The economy is producing a rare confluence of bad circumstances for local governments: declining revenues, increasing expenses, and insufficient access to capital. The situation is so dire that huge budget cuts are on the horizon for many state, county, and city coffers.  

Local municipalities generate revenue primarily from taxes on sales, properties, and income, as well as on interest and investment earnings. All of these sources are currently experiencing varying degrees of downward pressure:

  • Sales taxes are declining as consumers reign in their spending.
  • Property taxes are heading south as home values weaken.
  • Income taxes have been impacted by rising unemployment.
  • Interest and investment earnings are taking a beating as governments transition out of risky investments.

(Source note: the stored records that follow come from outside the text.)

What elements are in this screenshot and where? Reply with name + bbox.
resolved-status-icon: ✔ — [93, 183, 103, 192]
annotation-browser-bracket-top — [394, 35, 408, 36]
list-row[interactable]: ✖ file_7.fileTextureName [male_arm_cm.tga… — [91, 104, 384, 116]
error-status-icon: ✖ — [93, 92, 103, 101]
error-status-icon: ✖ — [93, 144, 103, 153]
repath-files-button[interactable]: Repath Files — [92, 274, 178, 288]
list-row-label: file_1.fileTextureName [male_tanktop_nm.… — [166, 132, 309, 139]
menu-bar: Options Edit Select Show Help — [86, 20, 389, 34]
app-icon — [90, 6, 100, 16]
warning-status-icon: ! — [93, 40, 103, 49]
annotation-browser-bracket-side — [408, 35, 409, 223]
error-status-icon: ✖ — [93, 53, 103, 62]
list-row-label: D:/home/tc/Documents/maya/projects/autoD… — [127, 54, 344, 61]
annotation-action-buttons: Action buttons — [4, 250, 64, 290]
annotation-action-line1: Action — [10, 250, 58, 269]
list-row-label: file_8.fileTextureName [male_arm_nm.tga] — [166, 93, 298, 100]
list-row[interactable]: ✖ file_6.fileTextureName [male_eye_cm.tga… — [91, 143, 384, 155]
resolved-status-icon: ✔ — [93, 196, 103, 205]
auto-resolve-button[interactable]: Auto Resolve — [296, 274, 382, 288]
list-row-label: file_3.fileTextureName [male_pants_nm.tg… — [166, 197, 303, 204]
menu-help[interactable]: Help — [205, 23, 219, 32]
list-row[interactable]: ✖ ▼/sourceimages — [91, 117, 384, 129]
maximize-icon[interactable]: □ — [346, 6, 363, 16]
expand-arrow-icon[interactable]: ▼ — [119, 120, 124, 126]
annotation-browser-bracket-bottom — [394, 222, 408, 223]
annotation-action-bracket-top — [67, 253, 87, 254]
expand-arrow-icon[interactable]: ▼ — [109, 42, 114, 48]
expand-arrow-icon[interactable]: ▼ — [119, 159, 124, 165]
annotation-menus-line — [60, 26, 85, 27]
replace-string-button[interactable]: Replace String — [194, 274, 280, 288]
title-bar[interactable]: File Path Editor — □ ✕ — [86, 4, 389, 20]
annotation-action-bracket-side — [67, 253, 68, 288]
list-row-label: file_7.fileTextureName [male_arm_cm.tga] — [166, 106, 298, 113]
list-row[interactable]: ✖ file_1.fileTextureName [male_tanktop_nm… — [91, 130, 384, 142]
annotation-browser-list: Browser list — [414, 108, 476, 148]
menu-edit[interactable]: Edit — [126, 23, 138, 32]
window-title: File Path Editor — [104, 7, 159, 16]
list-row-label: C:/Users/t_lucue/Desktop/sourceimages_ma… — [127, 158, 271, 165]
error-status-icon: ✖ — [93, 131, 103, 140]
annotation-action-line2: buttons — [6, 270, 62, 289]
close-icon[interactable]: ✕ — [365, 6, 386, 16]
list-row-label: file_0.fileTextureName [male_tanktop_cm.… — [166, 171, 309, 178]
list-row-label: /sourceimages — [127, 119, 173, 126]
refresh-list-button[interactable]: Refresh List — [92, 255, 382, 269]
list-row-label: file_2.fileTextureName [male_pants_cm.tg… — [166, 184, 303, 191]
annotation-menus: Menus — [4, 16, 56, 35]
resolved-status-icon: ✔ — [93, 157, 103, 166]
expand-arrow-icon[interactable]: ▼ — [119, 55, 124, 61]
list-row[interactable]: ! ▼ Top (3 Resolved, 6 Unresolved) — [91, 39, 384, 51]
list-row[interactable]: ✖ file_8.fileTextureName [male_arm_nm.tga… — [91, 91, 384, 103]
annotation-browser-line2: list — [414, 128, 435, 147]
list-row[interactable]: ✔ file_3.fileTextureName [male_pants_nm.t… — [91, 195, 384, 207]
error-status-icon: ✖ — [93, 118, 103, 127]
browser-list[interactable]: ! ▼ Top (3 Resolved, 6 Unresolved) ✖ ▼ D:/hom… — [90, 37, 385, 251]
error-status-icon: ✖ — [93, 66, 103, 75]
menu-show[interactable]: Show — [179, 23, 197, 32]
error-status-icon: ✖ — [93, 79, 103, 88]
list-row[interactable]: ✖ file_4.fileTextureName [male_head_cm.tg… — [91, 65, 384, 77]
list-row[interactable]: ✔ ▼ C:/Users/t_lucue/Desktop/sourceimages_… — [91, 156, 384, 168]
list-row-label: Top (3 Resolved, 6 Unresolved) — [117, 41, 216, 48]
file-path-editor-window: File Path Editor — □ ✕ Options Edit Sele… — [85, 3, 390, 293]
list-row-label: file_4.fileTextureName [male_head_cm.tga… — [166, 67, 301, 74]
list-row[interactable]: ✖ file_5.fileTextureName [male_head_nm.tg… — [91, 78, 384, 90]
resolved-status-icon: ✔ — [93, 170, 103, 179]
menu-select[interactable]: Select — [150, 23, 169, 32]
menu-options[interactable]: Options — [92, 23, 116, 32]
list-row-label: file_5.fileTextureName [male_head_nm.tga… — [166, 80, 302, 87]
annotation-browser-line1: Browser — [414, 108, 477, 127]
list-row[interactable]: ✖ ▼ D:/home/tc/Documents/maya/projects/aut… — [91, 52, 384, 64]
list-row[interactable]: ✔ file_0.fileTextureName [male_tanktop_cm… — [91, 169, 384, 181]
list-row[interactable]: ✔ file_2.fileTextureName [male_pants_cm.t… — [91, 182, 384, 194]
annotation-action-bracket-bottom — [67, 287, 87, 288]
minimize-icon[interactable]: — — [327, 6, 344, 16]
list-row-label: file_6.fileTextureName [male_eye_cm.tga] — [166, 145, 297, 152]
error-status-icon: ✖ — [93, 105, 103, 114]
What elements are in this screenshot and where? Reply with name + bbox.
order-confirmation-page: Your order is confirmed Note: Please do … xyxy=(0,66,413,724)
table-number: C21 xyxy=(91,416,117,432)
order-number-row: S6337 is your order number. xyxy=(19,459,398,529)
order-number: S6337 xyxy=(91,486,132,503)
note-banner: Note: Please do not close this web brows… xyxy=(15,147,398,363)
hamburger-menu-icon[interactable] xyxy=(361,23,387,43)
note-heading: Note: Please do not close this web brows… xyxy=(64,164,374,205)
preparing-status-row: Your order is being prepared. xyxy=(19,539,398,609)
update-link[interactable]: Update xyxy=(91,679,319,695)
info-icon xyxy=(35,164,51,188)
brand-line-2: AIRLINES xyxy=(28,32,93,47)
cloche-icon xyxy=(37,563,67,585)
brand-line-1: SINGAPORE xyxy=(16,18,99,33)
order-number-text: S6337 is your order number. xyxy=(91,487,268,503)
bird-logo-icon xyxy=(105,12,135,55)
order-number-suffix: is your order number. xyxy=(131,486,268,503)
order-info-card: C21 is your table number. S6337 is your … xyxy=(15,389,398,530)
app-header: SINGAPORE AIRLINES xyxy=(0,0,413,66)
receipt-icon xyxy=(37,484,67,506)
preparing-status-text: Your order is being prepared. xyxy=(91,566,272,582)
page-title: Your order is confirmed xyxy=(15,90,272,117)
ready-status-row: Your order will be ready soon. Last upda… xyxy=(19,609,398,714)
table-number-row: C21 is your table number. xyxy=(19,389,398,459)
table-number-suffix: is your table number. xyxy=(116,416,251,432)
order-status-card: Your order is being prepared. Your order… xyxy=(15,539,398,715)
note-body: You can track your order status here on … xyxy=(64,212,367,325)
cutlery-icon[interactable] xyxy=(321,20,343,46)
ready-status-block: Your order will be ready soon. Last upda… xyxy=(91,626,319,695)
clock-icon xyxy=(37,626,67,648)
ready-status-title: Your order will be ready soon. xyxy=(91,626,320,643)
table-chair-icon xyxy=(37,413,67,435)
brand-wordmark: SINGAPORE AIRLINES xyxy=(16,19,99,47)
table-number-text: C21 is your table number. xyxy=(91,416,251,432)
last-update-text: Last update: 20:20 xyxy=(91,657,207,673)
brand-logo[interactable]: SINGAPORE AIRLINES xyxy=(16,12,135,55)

Some local municipalities, including the city of Long Beach, California, got stuck holding commercial paper issued by the now-bankrupt Lehman Brothers. Situations like this cause two problems. First, the money invested in the impaired security may not be recovered-which means a loss of city funds. Second, the municipality must reduce its investment earnings projections going forward. That creates a revenue shortfall.

Meanwhile, more people are in need of government services, and the cost of providing them continues to rise. Increasing foreclosures are causing problems, too-since those houses require more inspections by city staffers.

Credit crunch blues


Local governments generally have two options for raising capital: increase tax rates or sell bonds. Increasing tax rates is always an unpopular choice, but selling bonds may be downright impossible. With the country in the midst of a credit crunch, the marketability of municipal bonds is questionable.

States cut services, get creative


California, Maine, Nevada, and Rhode Island have already begun slashing budgets. Specific actions range from hiring freezes to layoffs, and complete program cancellations. Massachusetts is raising taxes. California Governor Arnold Schwarzenegger has dropped a few hints about asking Treasury Secretary Paulson to loan his state $7 billion until the credit markets recover. And local politicians in Long Beach recently passed a measure allowing the city to sell corporate logo placements on city-owned buildings and property.

Paulson, we have a problem

In the face of all this uncertainty, it's likely that Governor Schwarzenegger won't be the only one asking Secretary Paulson for help. As banks and financial firms fail at record rates, some local governments might be at risk of failure, too.